The storm in which President Biden finds himself is not solely a product of the Hur report. Indeed, the report is damaging precisely because it reinforces what many Americans have seen for the past three years. The same week Hur’s memo was released, for example, NBC News reported that Biden twice confused European leaders with their long-deceased predecessors at closed-press campaign events. And in his White House press conference responding to the Hur report, Biden confused Egypt and Mexico as he discussed the war in Gaza. Any YouTube novice can confirm Biden’s decline for themselves — just listen to a speech he gave during his term as vice president, such as the one at the 2012 Democratic National Convention, and compare it to a speech given after the special council report from this year.

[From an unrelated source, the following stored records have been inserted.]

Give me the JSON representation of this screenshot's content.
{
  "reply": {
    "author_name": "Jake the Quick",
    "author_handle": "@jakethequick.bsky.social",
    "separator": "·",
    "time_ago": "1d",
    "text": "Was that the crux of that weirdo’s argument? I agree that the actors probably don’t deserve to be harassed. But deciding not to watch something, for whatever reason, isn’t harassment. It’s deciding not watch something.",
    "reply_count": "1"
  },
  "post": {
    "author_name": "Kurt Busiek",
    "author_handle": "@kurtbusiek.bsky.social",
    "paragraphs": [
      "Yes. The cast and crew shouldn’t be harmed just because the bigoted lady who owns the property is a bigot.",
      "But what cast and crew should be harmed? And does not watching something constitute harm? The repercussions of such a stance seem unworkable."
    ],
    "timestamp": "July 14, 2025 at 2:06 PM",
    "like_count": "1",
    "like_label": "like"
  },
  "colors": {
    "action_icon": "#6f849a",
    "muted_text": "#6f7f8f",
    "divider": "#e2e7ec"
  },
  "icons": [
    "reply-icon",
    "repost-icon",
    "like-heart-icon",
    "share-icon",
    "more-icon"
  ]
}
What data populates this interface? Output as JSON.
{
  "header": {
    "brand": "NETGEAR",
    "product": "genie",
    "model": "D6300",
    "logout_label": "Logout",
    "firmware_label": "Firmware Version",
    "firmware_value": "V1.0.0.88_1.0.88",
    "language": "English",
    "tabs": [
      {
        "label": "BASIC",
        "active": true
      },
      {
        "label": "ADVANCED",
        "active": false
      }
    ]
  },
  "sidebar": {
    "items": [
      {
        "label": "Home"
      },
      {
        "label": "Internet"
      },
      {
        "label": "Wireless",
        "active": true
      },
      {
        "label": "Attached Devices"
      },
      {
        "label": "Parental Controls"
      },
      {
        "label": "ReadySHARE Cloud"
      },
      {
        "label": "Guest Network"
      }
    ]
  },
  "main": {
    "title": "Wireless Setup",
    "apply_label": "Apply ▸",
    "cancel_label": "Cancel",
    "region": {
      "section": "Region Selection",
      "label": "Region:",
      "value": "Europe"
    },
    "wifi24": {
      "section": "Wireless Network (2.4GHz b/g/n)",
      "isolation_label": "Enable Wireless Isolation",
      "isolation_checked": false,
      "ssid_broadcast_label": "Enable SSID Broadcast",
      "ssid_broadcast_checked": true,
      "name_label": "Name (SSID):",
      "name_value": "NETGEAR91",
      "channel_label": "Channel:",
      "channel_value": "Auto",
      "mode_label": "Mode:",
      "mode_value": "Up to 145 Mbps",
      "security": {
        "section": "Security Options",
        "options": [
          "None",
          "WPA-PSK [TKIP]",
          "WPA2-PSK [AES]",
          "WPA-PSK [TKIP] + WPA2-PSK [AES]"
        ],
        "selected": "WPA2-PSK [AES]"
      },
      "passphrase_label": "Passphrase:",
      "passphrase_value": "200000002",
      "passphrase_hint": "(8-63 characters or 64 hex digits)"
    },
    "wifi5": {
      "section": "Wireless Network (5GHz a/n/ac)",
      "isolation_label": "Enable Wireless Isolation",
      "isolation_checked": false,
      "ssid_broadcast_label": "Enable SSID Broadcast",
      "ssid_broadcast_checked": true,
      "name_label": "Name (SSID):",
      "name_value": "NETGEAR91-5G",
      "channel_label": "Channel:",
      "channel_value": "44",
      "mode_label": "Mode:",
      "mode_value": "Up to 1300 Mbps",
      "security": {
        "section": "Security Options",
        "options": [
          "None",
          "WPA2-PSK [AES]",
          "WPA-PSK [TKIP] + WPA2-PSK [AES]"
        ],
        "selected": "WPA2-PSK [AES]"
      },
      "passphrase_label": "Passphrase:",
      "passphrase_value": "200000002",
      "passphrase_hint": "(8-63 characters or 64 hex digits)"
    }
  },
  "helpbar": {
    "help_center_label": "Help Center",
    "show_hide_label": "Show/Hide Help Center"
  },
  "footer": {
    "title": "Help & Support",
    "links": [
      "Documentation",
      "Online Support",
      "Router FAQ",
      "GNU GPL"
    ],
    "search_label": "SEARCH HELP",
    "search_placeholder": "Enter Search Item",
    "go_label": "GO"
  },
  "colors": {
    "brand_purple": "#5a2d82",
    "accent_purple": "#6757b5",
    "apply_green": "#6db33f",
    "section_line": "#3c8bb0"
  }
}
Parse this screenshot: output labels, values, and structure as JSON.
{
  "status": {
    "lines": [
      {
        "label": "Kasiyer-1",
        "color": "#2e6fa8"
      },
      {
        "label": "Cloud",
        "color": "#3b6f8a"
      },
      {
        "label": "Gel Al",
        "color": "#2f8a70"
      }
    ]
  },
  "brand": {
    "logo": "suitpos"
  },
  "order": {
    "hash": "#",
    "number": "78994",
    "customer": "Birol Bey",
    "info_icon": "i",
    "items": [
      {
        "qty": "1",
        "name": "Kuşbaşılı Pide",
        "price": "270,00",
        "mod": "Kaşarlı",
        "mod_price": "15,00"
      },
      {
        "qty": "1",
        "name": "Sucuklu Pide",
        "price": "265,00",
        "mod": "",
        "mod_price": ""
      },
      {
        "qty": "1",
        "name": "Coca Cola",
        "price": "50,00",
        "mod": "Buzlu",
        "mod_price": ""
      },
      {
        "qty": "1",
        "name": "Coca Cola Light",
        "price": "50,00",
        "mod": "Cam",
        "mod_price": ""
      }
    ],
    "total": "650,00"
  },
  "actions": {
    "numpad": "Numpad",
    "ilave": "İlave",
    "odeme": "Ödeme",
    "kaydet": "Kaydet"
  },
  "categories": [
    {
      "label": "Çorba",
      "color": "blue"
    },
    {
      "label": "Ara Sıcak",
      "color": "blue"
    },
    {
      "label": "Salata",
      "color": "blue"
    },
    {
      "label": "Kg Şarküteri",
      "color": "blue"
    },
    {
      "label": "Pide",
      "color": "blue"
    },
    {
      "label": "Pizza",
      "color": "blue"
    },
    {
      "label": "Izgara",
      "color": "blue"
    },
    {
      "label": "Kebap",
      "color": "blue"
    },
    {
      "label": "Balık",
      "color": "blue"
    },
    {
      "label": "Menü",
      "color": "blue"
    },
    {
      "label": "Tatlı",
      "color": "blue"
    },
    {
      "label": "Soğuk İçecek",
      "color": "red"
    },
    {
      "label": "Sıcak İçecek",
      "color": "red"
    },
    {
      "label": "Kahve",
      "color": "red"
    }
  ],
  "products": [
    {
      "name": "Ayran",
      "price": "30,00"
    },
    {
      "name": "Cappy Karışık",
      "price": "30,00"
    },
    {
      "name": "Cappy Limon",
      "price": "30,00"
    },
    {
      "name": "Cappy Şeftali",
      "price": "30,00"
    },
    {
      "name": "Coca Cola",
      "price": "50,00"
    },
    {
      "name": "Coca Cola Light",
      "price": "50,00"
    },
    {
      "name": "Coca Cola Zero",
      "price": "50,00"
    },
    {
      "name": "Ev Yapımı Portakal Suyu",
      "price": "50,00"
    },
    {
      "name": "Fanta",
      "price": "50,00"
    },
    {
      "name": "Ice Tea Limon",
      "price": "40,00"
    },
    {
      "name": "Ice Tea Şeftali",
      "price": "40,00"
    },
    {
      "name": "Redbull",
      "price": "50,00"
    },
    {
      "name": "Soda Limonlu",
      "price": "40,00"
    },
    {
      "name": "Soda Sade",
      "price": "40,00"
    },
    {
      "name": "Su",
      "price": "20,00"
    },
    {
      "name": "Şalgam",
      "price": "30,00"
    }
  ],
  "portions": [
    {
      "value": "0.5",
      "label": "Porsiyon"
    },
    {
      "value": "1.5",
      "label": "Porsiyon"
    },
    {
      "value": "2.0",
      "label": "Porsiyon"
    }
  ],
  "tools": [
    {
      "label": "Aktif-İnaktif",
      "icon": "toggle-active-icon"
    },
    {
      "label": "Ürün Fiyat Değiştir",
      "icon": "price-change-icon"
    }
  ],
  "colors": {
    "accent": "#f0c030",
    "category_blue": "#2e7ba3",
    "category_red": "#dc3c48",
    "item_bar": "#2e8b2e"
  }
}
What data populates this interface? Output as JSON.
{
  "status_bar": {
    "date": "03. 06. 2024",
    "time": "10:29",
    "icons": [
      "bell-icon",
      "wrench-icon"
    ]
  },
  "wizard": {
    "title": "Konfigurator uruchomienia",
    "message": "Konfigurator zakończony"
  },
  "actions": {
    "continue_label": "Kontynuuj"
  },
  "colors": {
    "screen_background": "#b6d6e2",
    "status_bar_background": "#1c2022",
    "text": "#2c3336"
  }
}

To say that Biden’s age is the problem, though, is to be somewhat imprecise. He really has three distinct problems, each of which should disqualify a man campaigning for “the hardest job in the world,” per John Dickerson’s book title. First is the forgetfulness, as outlined in the Hur report. The President clearly struggles to recall key details of past interactions, including who he spoke with on a given call and which position staff members have taken in policy debates. Second is a lack of vigor. Reporting from The New York Times has indicated that the President keeps short hours, and their analysis has shown that he schedules prime-time events far less often than his predecessors. Finally, Biden’s age has taken a toll on his ability to communicate effectively. His aides are obviously afraid to put him in anything but the most scripted public forums; as the Associated Press recently noted, Biden has given only one-fifth as many interviews as Barack Obama had at the same time in his first term. And when Biden’s staff have put the President in front of adversarial media, the results have been disastrous. His press conference after the release of the Hur report is a perfect example: An event intended to offer a forceful response to the age question instead amplified those fears, as the president angrily stumbled his way through a prepared text before confusing two key allies during a question-and-answer period.
From a governing perspective, the issues of forgetfulness and vigor are more important, likely to have serious negative ramifications for our nation in a moment of crisis. Biden’s utter inability to make a case for himself, though, is possibly his greatest liability as we enter the heat of campaign season — and no amount of spin by Biden’s campaign flacks can make the problem go away. Biden and his team try to elide the age question by emphasizing the President’s experience and wisdom. Their response misses the point: What good is forty-plus years of Washington experience if you can’t remember it? On the claim that Biden’s experience has translated to wisdom, his record speaks for itself: sky-high inflation and cascading foreign crises in Afghanistan, Ukraine and the Middle East.
The simple truth is that nothing but a public demonstration of vigor and force from Biden himself is going to move the needle on the age issue. That’s how President Reagan, the oldest president in American history prior to Joe Biden, successfully addressed his age during his 1984 campaign. Facing questions about his ability to handle the stress of the office, Reagan threw a knockout punch during the second presidential debate, saying, “I will not make age an issue of this campaign. I am not going to exploit, for political purposes, my opponent’s youth and inexperience.” It’s hard to imagine President Biden coming up with such a clever response; it’s even harder to picture Biden delivering the line successfully. The Biden-Reagan comparison is simple, and so is the conclusion: Joe Biden is too old to be president.